Titles: Cress & Fairest
Author: Marissa Meyer
Series: Lunar Chronicles #3 & 3.5
Genre: Teen Fantasy
Rating: 4/5 stars
The Overview: In this third book in the Lunar Chronicles, Cinder and Captain Thorne are fugitives on the run, now with Scarlet and Wolf in tow. Together, they’re plotting to overthrow Queen Levana and her army. Their best hope lies with Cress, a girl imprisoned on a satellite since childhood who’s only ever had her netscreens as company. All that screen time has made Cress an excellent hacker. Unfortunately, she’s just received orders from Levana to track down Cinder and her handsome accomplice. When a daring rescue of Cress goes awry, the group is separated. Cress finally has her freedom, but it comes at a higher price. Meanwhile, Queen Levana will let nothing prevent her marriage to Emperor Kai. Cress, Scarlet, and Cinder may not have signed up to save the world, but they may be the only hope the world has. -Goodreads
Cress [4 stars]: Even though I liked Cinder and Scarlet, Cress took the series to the next level. It also happens to be one of the few rare YA books I’ve actually enjoyed lately (I’m going through a phase). Part of the reason I found it (and the series as a whole) so successful has to do with Meyer’s plot construction. Although each book focuses on a different title character, Meyer doesn’t push the others into the background, but continues their storylines with the same momentum. Cress was a convergence of stories which produced plenty of action, romantic tension, and plot progression. Many of my fellow blog buddies say it was the best of the series, and I can’t say I disagree (I’m almost finished with Winter – RTC). My favorite elements were the creativity and the organic semi-atypical love stories. Overall, this series makes itself easy to recommend – it’s a lot of fun.

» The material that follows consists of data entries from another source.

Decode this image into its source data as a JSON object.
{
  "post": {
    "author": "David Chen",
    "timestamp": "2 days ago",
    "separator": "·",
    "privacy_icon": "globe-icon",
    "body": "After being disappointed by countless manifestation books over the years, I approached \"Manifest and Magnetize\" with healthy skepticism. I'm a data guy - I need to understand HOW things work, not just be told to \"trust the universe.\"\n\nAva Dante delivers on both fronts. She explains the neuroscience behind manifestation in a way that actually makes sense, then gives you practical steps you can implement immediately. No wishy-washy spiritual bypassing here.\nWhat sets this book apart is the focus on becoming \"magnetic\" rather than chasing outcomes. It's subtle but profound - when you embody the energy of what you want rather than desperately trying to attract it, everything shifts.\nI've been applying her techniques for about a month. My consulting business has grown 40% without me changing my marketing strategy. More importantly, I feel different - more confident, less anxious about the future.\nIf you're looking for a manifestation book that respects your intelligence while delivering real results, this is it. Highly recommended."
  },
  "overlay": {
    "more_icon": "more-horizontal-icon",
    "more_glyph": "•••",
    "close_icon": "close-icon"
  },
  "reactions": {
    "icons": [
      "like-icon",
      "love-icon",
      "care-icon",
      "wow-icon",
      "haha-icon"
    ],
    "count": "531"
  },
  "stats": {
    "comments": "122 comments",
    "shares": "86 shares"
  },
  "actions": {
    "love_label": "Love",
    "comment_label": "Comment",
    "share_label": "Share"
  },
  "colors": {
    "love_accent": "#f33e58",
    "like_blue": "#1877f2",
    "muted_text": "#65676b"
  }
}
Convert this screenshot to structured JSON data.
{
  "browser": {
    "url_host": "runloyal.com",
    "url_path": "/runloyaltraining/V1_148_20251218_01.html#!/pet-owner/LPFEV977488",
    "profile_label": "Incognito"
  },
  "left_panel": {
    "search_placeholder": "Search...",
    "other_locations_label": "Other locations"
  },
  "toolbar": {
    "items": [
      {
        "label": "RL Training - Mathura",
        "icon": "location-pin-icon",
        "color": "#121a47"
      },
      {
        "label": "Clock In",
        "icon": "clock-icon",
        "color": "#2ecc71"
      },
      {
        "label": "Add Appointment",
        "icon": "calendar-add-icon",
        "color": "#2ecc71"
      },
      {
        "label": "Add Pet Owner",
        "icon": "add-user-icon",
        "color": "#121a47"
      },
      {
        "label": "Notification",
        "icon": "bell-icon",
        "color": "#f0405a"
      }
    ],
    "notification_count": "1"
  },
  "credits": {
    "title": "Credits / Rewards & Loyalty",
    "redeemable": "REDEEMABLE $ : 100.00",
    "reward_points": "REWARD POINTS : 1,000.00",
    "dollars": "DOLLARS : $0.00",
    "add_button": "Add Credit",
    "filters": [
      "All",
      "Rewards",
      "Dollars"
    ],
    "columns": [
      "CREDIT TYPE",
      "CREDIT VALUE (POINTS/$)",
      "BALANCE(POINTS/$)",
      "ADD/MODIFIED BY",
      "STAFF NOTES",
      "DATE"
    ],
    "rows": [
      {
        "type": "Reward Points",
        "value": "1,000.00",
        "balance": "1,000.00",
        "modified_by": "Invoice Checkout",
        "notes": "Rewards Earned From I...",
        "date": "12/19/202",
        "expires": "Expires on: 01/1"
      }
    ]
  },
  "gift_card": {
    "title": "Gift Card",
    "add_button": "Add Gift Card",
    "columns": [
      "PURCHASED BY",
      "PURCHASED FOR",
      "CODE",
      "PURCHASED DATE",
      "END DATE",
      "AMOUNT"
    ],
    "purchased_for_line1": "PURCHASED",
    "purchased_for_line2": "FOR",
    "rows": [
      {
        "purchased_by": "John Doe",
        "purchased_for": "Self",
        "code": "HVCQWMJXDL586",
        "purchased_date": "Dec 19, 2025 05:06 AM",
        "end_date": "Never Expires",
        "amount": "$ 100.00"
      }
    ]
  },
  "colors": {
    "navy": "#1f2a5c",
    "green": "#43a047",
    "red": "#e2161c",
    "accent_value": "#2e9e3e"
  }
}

Fairest [3 stars]: Even though I didn’t particularly enjoy FAIREST, as the story components were a bit unsavory, I did think it essential to my enjoyment of the series as a whole. Before reading it, Queen Levana was an enigma, but a rather shallow one. I could never really take her seriously because her motives weren’t evident. Fairest provided that much-needed insight as to why Levana’s brain ticks the way it does. It also gave crucial information as to why she’s not just evil, but totally off her rocker (it was a really subtle drop-in that explained what’s wrong with her mind… Did you catch it?). In any case, after reading it, I then had the backstory I needed to fully enjoy Levana’s role in Winter. I believe Fairest is required reading to get the full experience out of the Lunar Chronicles.